A “stimulus package”?

Thomas Sowell's picture

Both political parties seem determined that the federal government should create a “stimulus package” of things designed to cushion a downturn in the economy.

That alone should be enough to make us remember that “the devil is always in the details,” because things that are bipartisan are often twice as bad as things that are partisan.

A bipartisan intervention is virtually guaranteed to be a grab bag of inconsistent policies thrown together in order to get the votes of people with contradictory ideas of what ought to be done.

The idea of a stimulus package is based on the general notion that there are things the government could do to make things better in the economy.

Unfortunately, there is a vast difference between what the government could do and what it is likely to do.

Economists can give you all sorts of scenarios in which government intervention could make things better, whether when fighting off a recession, regulating domestic markets or controlling international trade.

Some people even believe that whenever there is “market failure,” the government ought to step in.

Of course markets can fail. Everything human can fail. But if Alex Rodriguez strikes out, do the Yankees take him out of the game and send in a pinch hitter for him?

No one would dream of suggesting such a thing. We are far more rational when discussing sports than when discussing politics.

The fact that the market is not doing what we wish it would do is no reason to automatically assume that the government would do better.

There are too many examples of government interventions that made things worse, the Great Depression of the 1930s being the most tragic.

Those on the left love to believe that the stock market crash of 1929 showed the failure of the free market and that the New Deal interventions in the 1930s saved the day.

But the stock market crash of 1987 was just as big and Ronald Reagan resisted loud calls for him to intervene.

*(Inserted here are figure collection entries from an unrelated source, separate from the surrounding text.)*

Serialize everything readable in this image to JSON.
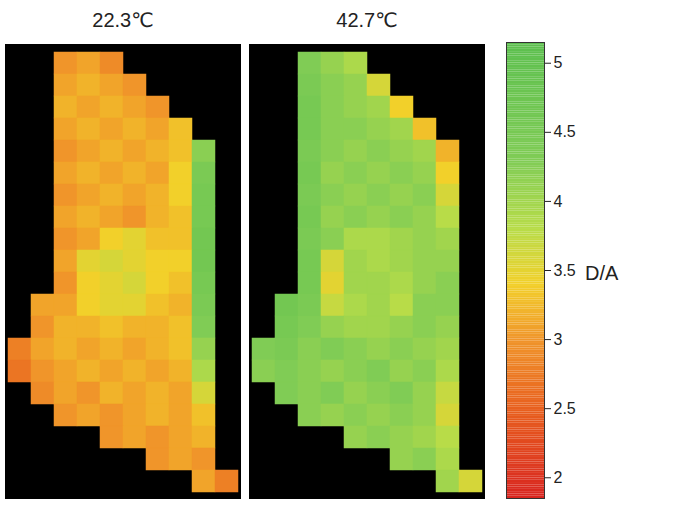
{
  "chart_data": {
    "type": "heatmap",
    "panels": [
      {
        "title": "22.3℃",
        "cells": [
          [
            null,
            null,
            3.0,
            3.1,
            2.9,
            null,
            null,
            null,
            null,
            null
          ],
          [
            null,
            null,
            3.1,
            3.2,
            3.1,
            3.0,
            null,
            null,
            null,
            null
          ],
          [
            null,
            null,
            3.2,
            3.1,
            3.2,
            3.1,
            3.0,
            null,
            null,
            null
          ],
          [
            null,
            null,
            3.1,
            3.2,
            3.1,
            3.2,
            3.1,
            3.3,
            null,
            null
          ],
          [
            null,
            null,
            3.0,
            3.1,
            3.2,
            3.1,
            3.2,
            3.3,
            4.2,
            null
          ],
          [
            null,
            null,
            3.1,
            3.2,
            3.1,
            3.2,
            3.1,
            3.4,
            4.4,
            null
          ],
          [
            null,
            null,
            3.0,
            3.1,
            3.2,
            3.1,
            3.2,
            3.4,
            4.5,
            null
          ],
          [
            null,
            null,
            3.1,
            3.2,
            3.1,
            3.0,
            3.2,
            3.3,
            4.5,
            null
          ],
          [
            null,
            null,
            3.0,
            3.1,
            3.4,
            3.5,
            3.3,
            3.3,
            4.6,
            null
          ],
          [
            null,
            null,
            3.1,
            3.5,
            3.6,
            3.5,
            3.4,
            3.4,
            4.6,
            null
          ],
          [
            null,
            null,
            3.0,
            3.4,
            3.5,
            3.6,
            3.4,
            3.3,
            4.5,
            null
          ],
          [
            null,
            3.1,
            3.1,
            3.4,
            3.5,
            3.5,
            3.3,
            3.2,
            4.4,
            null
          ],
          [
            null,
            3.0,
            3.2,
            3.2,
            3.3,
            3.2,
            3.2,
            3.3,
            4.3,
            null
          ],
          [
            2.8,
            3.1,
            3.2,
            3.1,
            3.2,
            3.1,
            3.2,
            3.3,
            4.1,
            null
          ],
          [
            2.7,
            3.0,
            3.1,
            3.2,
            3.1,
            3.2,
            3.1,
            3.2,
            3.9,
            null
          ],
          [
            null,
            2.9,
            3.1,
            3.0,
            3.2,
            3.1,
            3.2,
            3.1,
            3.6,
            null
          ],
          [
            null,
            null,
            3.0,
            3.1,
            3.0,
            3.1,
            3.2,
            3.1,
            3.3,
            null
          ],
          [
            null,
            null,
            null,
            null,
            3.0,
            3.1,
            3.0,
            3.1,
            3.2,
            null
          ],
          [
            null,
            null,
            null,
            null,
            null,
            null,
            3.0,
            3.1,
            3.0,
            null
          ],
          [
            null,
            null,
            null,
            null,
            null,
            null,
            null,
            null,
            3.1,
            2.8
          ]
        ]
      },
      {
        "title": "42.7℃",
        "cells": [
          [
            null,
            null,
            4.3,
            4.1,
            3.9,
            null,
            null,
            null,
            null,
            null
          ],
          [
            null,
            null,
            4.4,
            4.2,
            4.1,
            3.6,
            null,
            null,
            null,
            null
          ],
          [
            null,
            null,
            4.5,
            4.2,
            4.1,
            4.0,
            3.4,
            null,
            null,
            null
          ],
          [
            null,
            null,
            4.5,
            4.2,
            4.2,
            4.1,
            4.0,
            3.3,
            null,
            null
          ],
          [
            null,
            null,
            4.4,
            4.2,
            4.1,
            4.2,
            4.1,
            4.0,
            3.2,
            null
          ],
          [
            null,
            null,
            4.5,
            4.1,
            4.2,
            4.1,
            4.2,
            4.1,
            3.4,
            null
          ],
          [
            null,
            null,
            4.4,
            4.2,
            4.1,
            4.2,
            4.1,
            4.2,
            3.6,
            null
          ],
          [
            null,
            null,
            4.5,
            4.1,
            4.2,
            4.1,
            4.2,
            4.1,
            3.8,
            null
          ],
          [
            null,
            null,
            4.4,
            4.2,
            3.9,
            3.9,
            4.0,
            4.1,
            4.0,
            null
          ],
          [
            null,
            null,
            4.5,
            3.6,
            4.0,
            3.9,
            4.0,
            4.1,
            4.1,
            null
          ],
          [
            null,
            null,
            4.5,
            3.5,
            4.0,
            4.0,
            3.9,
            4.1,
            4.2,
            null
          ],
          [
            null,
            4.6,
            4.4,
            3.7,
            3.9,
            4.0,
            3.8,
            4.2,
            4.2,
            null
          ],
          [
            null,
            4.5,
            4.3,
            4.1,
            4.0,
            4.0,
            4.1,
            4.2,
            4.1,
            null
          ],
          [
            4.3,
            4.4,
            4.2,
            4.3,
            4.2,
            4.1,
            4.2,
            4.1,
            4.0,
            null
          ],
          [
            4.2,
            4.3,
            4.2,
            4.1,
            4.2,
            4.3,
            4.1,
            4.2,
            3.9,
            null
          ],
          [
            null,
            4.3,
            4.2,
            4.3,
            4.1,
            4.2,
            4.3,
            4.1,
            3.7,
            null
          ],
          [
            null,
            null,
            4.2,
            4.1,
            4.2,
            4.1,
            4.2,
            4.1,
            3.6,
            null
          ],
          [
            null,
            null,
            null,
            null,
            4.1,
            4.2,
            4.1,
            4.0,
            3.8,
            null
          ],
          [
            null,
            null,
            null,
            null,
            null,
            null,
            4.1,
            4.2,
            3.9,
            null
          ],
          [
            null,
            null,
            null,
            null,
            null,
            null,
            null,
            null,
            4.0,
            3.6
          ]
        ]
      }
    ],
    "colorbar": {
      "label": "D/A",
      "range": [
        1.85,
        5.15
      ],
      "ticks": [
        2,
        2.5,
        3,
        3.5,
        4,
        4.5,
        5
      ]
    }
  }
}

The result was not another Great Depression but the beginning of a decades-long period of prosperity.

Before Presidents Herbert Hoover and Franklin D. Roosevelt came along, there was no expectation that the federal government would intervene when the stock market crashed or when there was a downturn in the economy.

Previous stock market crashes and previous downturns in the economy worked themselves out faster and less painfully than the Great Depression of the 1930s, just as the 1987 crisis did.

The track record of government intervention is far less impressive than its rhetoric.

One of the biggest problems with government intervention in the economy is that politicians usually have neither the knowledge nor the incentives to intervene at the right time.

Bruce Bartlett has pointed out that most government intervention in an economic downturn comes too late. That is, the problem it is trying to solve has already worked itself out and the government intervention can create new problems.

More fundamentally, markets readjust themselves for a reason. That reason is that people pay a price for their misjudgments and mistakes.

Government interventions are usually based on trying to stop them from having to pay that price.

People who went way out on a limb to buy a house that they could not afford are now being pictured as victims of a heartless market or deceptive lenders.

Just a few years ago, people who went out on that limb made money big-time in a skyrocketing housing market. But now that they have been caught in the ups and downs that markets have gone through for centuries, the government is supposed to bail them out.

Solving short-run problems, especially in an election year, often means creating long-run problems. Pumping money into the economy can help many problems. but do not be surprised if it also leads to inflationary pressures and financial repercussions around the world.